Ten minutes later, and their plans were fixed. Two hours later, and, in the midst of a raving gale, hidden by the pitchy darkness and the towering screen of the lifted drawbridge, Emlyn and the strong Jeffrey rolled the kegs of powder over planks laid across the moat, into the mouth of the big drain and twenty feet down it, till they lay under the gateway towers! Then, lying there in the stinking filth, they drew the spigots out of holes that they had made in them, and in their place set the slow-matches. Jeffrey struck a flint, blew the tinder to a glow, and handed it to Emlyn.
“Now get you gone,” she said; “I follow. At this job one is better than two.”
A minute later she joined him on the farther bank of the moat. “Run!” she said. “Run for your life; there’s death behind!”
He obeyed, but Emlyn turned and screamed, till, hearing her through the gale, all the guard hurried up the towers, flashing lanterns, to see what passed.
“STORM! STORM!” she cried. “UP WITH THE LADDERS! FOR THE KIND AND HARFLETE! STORM! STORM!”
Then she too turned and fled.
OUT OF THE SHADOWS
Through the black night sudden and red there shot a sheet of fire illumining all things as lightning does. Above the roaring of the gale there echoed a dull and heavy noise like to that of muffled thunder. Then after a moment’s pause and silence the sky rained stones, and with them the limbs of men.

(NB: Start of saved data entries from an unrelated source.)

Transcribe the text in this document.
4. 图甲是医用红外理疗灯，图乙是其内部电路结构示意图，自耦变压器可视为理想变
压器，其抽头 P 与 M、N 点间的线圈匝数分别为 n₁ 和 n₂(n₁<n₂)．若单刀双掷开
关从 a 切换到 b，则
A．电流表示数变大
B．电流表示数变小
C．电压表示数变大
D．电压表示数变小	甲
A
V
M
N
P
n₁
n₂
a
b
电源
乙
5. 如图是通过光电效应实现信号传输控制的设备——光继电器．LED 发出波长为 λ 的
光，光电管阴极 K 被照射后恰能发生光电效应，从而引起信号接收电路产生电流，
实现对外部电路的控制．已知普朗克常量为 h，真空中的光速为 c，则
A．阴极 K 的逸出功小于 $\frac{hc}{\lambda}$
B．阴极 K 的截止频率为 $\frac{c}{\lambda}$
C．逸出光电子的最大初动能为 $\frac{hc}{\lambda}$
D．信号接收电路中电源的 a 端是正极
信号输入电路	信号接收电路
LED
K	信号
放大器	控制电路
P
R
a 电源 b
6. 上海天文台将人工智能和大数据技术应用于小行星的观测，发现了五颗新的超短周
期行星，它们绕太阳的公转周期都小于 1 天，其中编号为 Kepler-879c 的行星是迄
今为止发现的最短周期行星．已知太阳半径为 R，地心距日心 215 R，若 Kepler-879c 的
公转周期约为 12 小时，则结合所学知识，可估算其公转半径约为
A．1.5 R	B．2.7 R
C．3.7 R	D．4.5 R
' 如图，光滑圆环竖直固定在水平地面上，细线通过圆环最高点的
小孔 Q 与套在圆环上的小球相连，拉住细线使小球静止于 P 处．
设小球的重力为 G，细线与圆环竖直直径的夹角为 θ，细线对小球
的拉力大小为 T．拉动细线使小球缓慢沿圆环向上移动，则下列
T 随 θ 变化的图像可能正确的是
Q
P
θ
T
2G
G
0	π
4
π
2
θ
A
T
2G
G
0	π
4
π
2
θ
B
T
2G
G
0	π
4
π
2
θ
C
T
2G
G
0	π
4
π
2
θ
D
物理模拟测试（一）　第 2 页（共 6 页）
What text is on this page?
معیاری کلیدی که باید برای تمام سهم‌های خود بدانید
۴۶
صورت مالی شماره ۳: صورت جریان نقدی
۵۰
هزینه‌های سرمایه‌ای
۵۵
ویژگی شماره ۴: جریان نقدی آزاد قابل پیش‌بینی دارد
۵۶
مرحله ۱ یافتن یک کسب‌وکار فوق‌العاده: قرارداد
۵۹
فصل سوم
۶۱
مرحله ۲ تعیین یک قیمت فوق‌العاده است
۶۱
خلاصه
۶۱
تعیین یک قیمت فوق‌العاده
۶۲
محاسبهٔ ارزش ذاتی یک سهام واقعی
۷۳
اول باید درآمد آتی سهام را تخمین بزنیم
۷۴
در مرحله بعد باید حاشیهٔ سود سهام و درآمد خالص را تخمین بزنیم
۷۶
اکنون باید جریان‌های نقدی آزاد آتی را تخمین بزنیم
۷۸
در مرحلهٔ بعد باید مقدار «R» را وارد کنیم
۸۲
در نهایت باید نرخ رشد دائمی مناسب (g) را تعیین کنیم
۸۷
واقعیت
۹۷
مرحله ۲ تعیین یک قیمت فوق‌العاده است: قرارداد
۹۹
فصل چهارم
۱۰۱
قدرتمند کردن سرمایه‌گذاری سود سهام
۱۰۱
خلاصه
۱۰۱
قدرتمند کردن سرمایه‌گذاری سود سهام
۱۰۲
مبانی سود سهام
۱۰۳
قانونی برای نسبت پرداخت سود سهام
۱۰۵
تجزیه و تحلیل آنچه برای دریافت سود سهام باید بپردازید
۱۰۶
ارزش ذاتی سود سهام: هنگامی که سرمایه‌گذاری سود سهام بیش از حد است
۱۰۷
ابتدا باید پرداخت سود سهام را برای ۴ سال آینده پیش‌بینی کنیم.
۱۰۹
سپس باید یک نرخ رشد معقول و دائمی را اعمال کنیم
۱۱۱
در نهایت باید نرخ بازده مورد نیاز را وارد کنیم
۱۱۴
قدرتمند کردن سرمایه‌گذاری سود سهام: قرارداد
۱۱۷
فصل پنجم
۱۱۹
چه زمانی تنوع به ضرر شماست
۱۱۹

“The gateway’s gone,” shouted a great voice, it was that of Bolle. “Out with the ladders!”
Men who were waiting ran up with them and thrust them, four in all, athwart the moat. By the planks that were lashed along their staves they scrambled across and over the piles of shattered masonry into the courtyard beyond where none waited them, for all who watched here were dead or maimed.
“Light the lanterns,” shouted Bolle again, “for it will be dark in yonder,” and a man who followed with a torch obeyed him.
Then they rushed across the courtyard to the door of the refectory, which stood open. Here in the wide, high-roofed hall they met the mass of Maldon’s people pouring back from the faggoted breach, where they had been gathered, expecting attack, some of them also bearing lanterns. For a moment the two parties stood staring at each other; then followed a wild and savage scene. With shouts and oaths and battle-cries they fought furiously. The massive, oaken tables were overthrown, by the red flicker of the pole-borne lanterns men grappled and fell and slew each other upon the floor. A priest struck down a yeoman with a brazen crucifix, and next moment himself was brained with its broken shaft.
“For God and Grace!” shouted some; “For the King and Harflete!” answered others.
“Keep line! Keep line!” roared Bolle, “and sweep them out.”